Friday, March 11, 2005

we win

We won class certification on the Best Buy case this morning. I worked on this case for about five weeks, reading all their material, preparing summaries, studying the arguments, and eventually putting it all together for filing -- so I had some personal stake. The real winners, of course, are the 900 Best Buy assistant managers in California who'll now get their day in court.

We had a dumptruck full of legal arguments as to why assistant managers were improperly classified as exempt workers (and thus required to work overtime without compensation), and my job was to take those arguments and match them with the evidence gathered during discovery to produce a credible, substantiated claim. I know that sounds dry, but it makes a lot of difference.

In fact, if I'm being honest, I don't think the evidence was unequivocally on our side. The opposition's argument, that 900 people in dozens of different stores could not possibly perform the exact same tasks in the same proportion, had a lot of merit.

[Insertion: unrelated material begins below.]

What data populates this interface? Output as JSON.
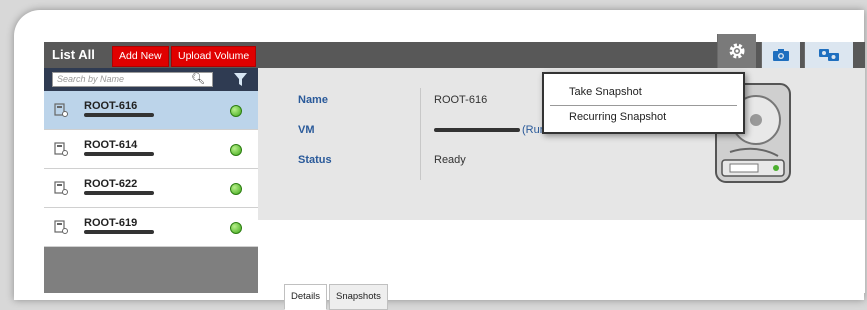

Now I'm all for slapping Best Buy with a class action lawsuit and kicking them around a little, especially if it builds precedent for future class-actions against big-box retail, but I'm not entirely sure that class certification makes sense for this case. Bear in mind, I don't have much experience on this topic, so I'll defer to the judge, but I'm just saying that it seems to me like it could have easily gone the other way. This ruling wasn't a sure thing. The truth is we probably won in large part because we put the best case together, and the other side did some stupid stuff that hurt them throughout.

Which, incidentally, makes me all the more proud, because I know that the force of our arguments carried through despite evidentiary inconsistencies, and my research was feeding into that directly.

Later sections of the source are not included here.